Distributed filesystems

What is a filesystem?

File systems determine how data is stored and retrieved. A file system keeps track of the following data items:

Files, where the data we want to store are.
Directories, which group files together
Metadata, such as file length, permissions and file types

The primary job of the filesystem is to make sure that the data is always accessible and in tact. To maintain consistency, most modern filesystems use a log (remember databases!).

Common filesystems are EXT4, NTFS, APFS and ZFS

Distributed file systems

A distributed filesystem is a file system which is shared by being simultaneously mounted on multiple servers. Data in a distributed file system is partitioned and replicated across the network. Reads and writes can occur on any node.

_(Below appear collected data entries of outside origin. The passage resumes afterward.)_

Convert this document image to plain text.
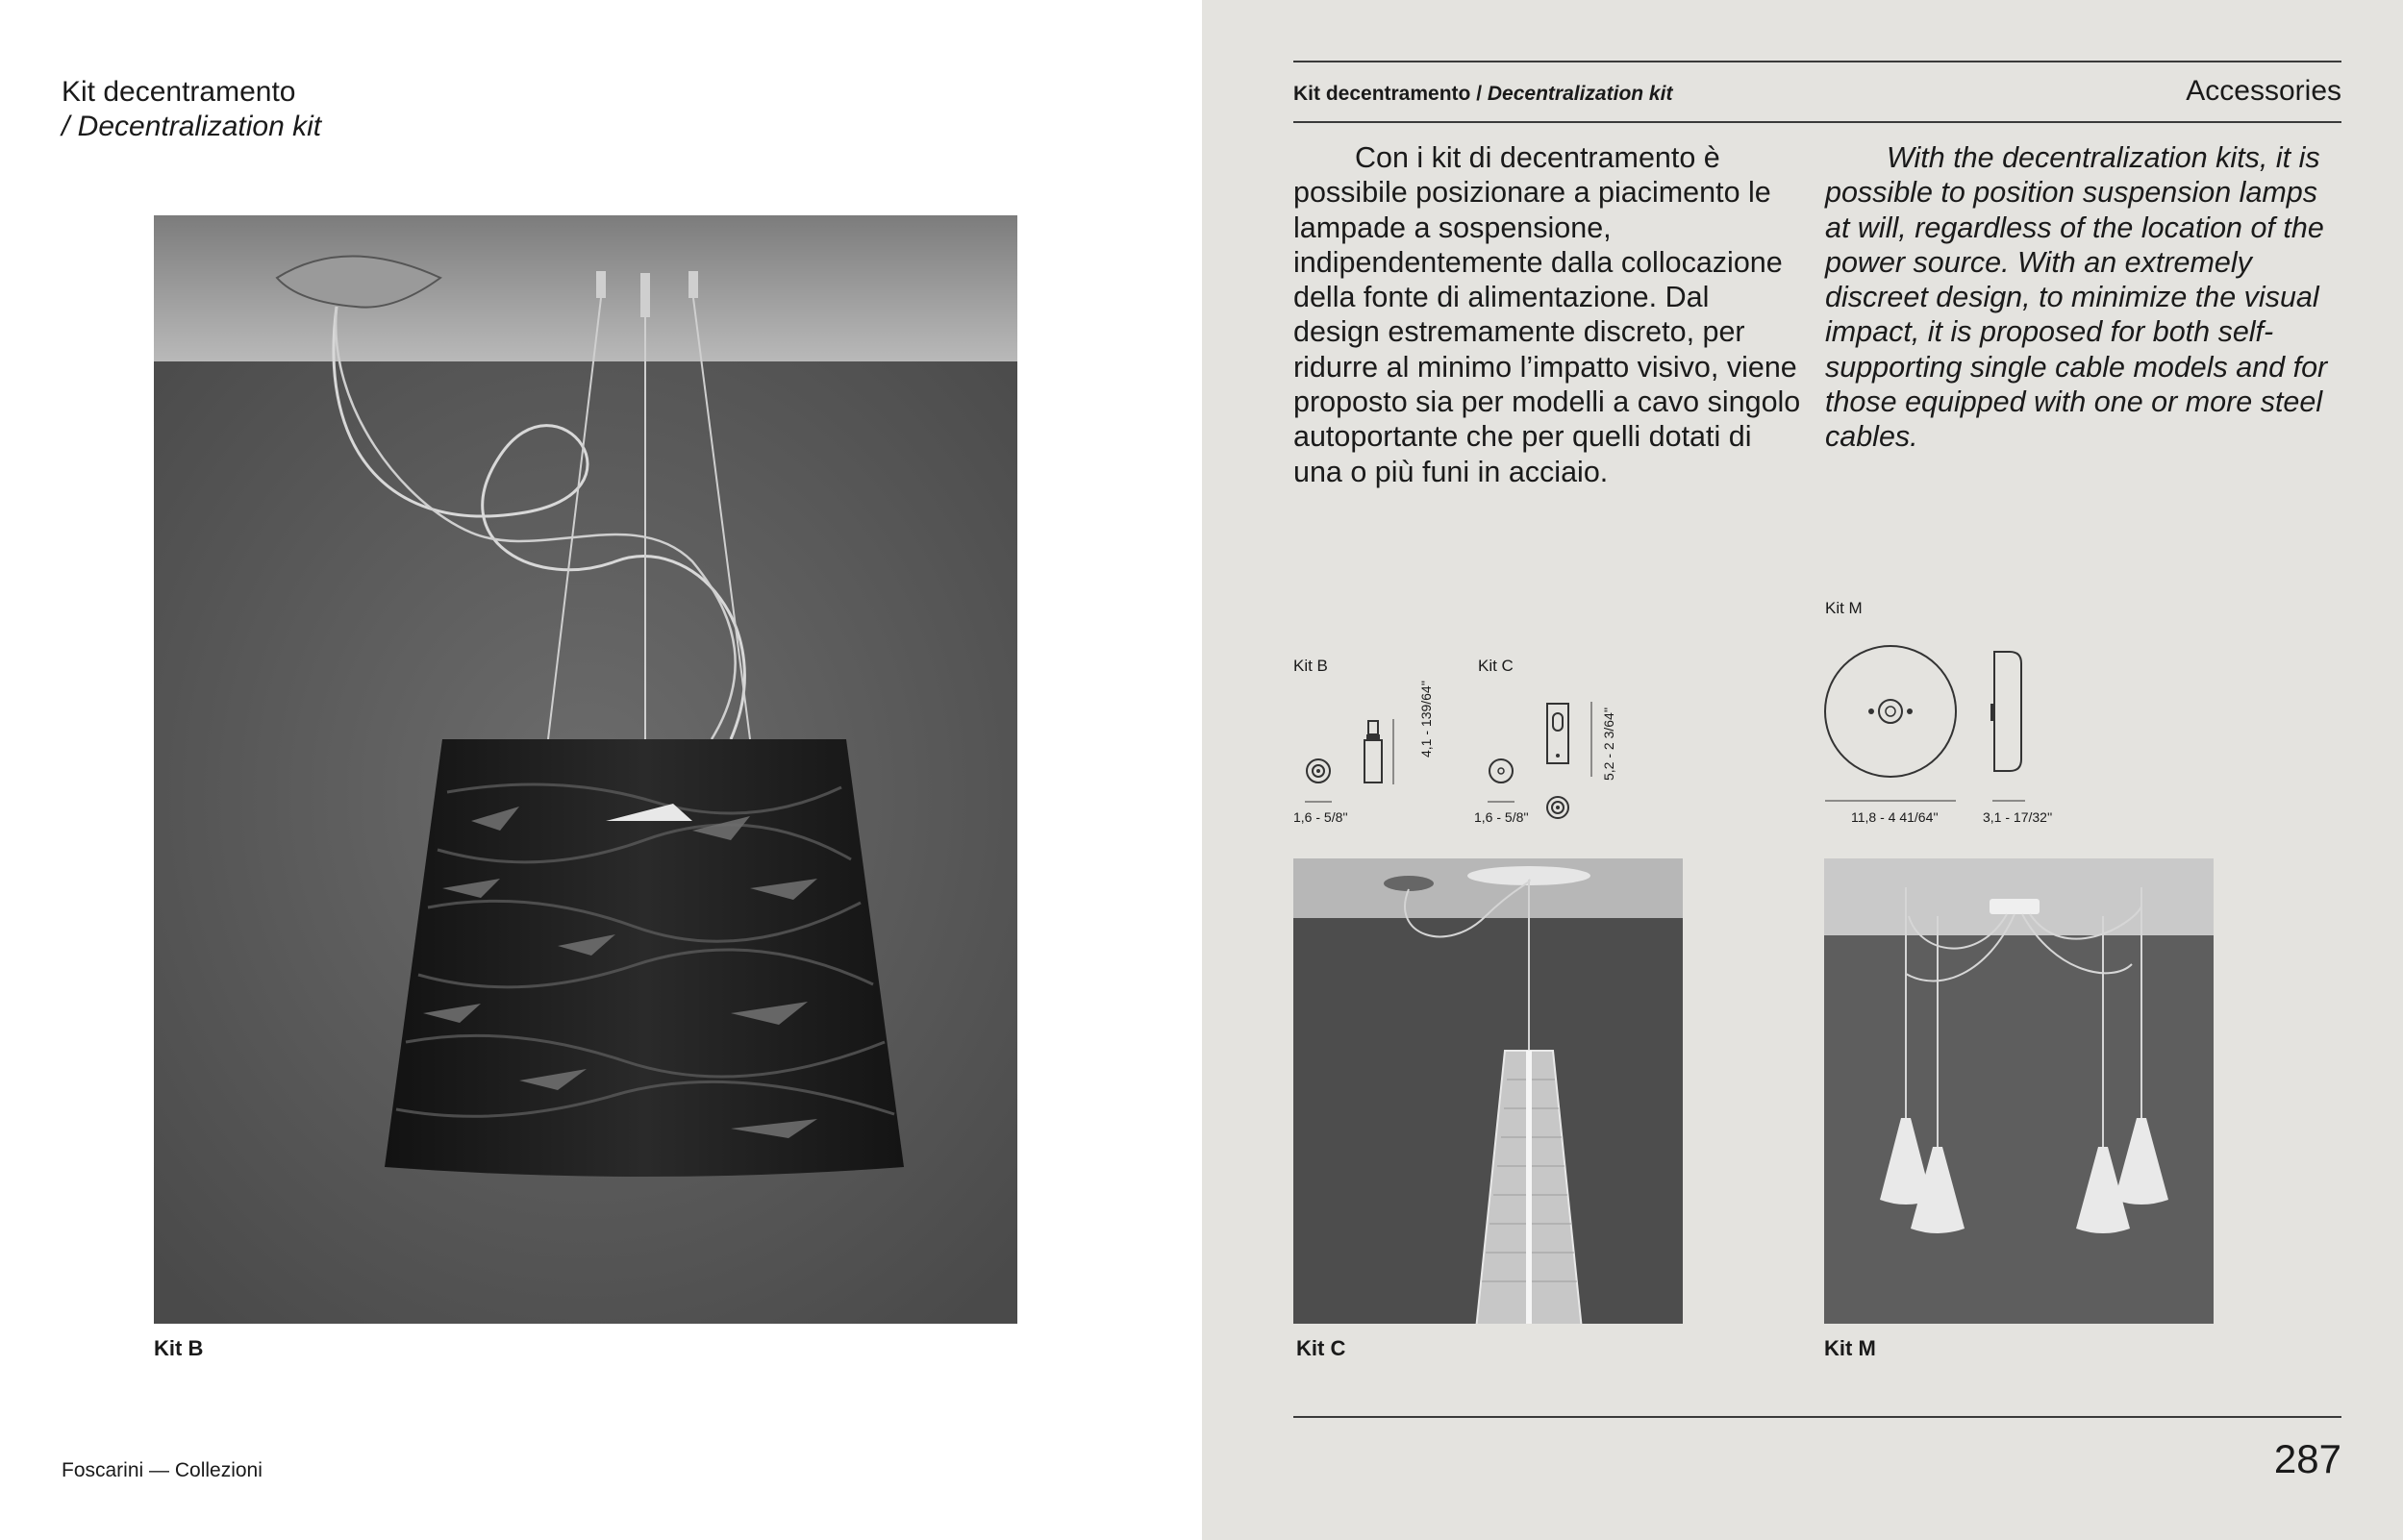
Kit decentramento
/ Decentralization kit
Kit B
Foscarini — Collezioni
Kit decentramento / Decentralization kit	Accessories

Con i kit di decentramento è possibile posizionare a piacimento le lampade a sospensione, indipendentemente dalla collocazione della fonte di alimentazione. Dal design estremamente discreto, per ridurre al minimo l’impatto visivo, viene proposto sia per modelli a cavo singolo autoportante che per quelli dotati di una o più funi in acciaio.

With the decentralization kits, it is possible to position suspension lamps at will, regardless of the location of the power source. With an extremely discreet design, to minimize the visual impact, it is proposed for both self-supporting single cable models and for those equipped with one or more steel cables.

Kit B
1,6 - 5/8''
4,1 - 139/64''
Kit C
1,6 - 5/8''
5,2 - 2 3/64''
Kit M
11,8 - 4 41/64''	3,1 - 17/32''
Kit C	Kit M
287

Q: Windows and MacOSX already have network filesystems. Why do we need extra ones?

Network file systems, such as CIFS and NFS, are not distributed filesystems, because they rely on a centralized server to maintain consistency. The server becomes a SPOF and a performance bottleneck.

Big data revolution and large-scale file-system organization

Need for large, distributed, highly fault tolerant file system to store and process the queries.

Seminal papers:

“The Google file system.” By Sanjay Ghemawat, Howard Gobioff, and Shun-Tak Leung (2003)
“MapReduce: Simplified data processing on large clusters.” By Jeffrey Dean and Sanjay Ghemawat (2004)
“The Hadoop distributed file system” by Konstantin Shvachko, Hairong Kuang, Sanjay Radia, and Robert Chansler (2010)

The Google filesystem

The Google Filesystem paper[1] kicked-off the Big Data revolution. Why did they need it though?

Hardware failures are common (commodity hardware)
Files are large (GB/TB) and their number is limited (millions, not billions)
Two main types of reads: large streaming reads and small random reads
Workloads with sequential writes that append data to files
Once written, the files are seldom modified, they are read often sequentially
High sustained bandwidth trumps low latency

Large-scale distributed file systems:

Google File System (GFS)
Hadoop Distributed File System (HDFS)
CloudStore
Amazon Simple Storage Service (Amazon S3)

GFS architecture

GFS Architecture

GFS storage model

A single file can contain many objects (e.g. Web documents)
Files are divided into fixed size chunks (64MB) with unique identifiers, generated at insertion time.
- Disk seek time small compared to transfer time
- A single file can be larger than a node’s disk space
- Fixed size makes allocation computations easy
Files are replicated (\(\ge 3\)) across chunk servers.
The master maintains all file system metadata (e.g. mapping between file names and chunk locations)
Chunkservers store chunks on local disk as Linux files
- Reading & writing of data specified by the tuple (chunk_handle, byte_range)
Neither the client nor the chunkserver cache file data (Why?)

GFS reads

Client sends file read request to GFS master
Master replies with chunk handle and locations
Client caches the metadata
Client sends a data request to one of the replicas
The corresponding chunk server returns the requested data

GFS writes

The client sends a request to the master server to allocate the primary replica chunkserver
The master sends to the client the location of the chunkserver replicas and the primary replica
The client sends the write data to all the replicas chunk server’s buffer
Once the replicas receive the data, the client tells the primary replica to begin the write function (Primary assigns serial number to write requests)
The primary replica writes the data to the appropriate chunk and then the same is done on the secondary replicas
The secondary replicas complete the write function and reports back to the primary
The primary sends the confirmation to the client

Writes on a GFS filesystem

GFS operation

The master does not keep a persistent record of chunk locations, but instead queries the chunk servers at startup and then is updated by periodic polling.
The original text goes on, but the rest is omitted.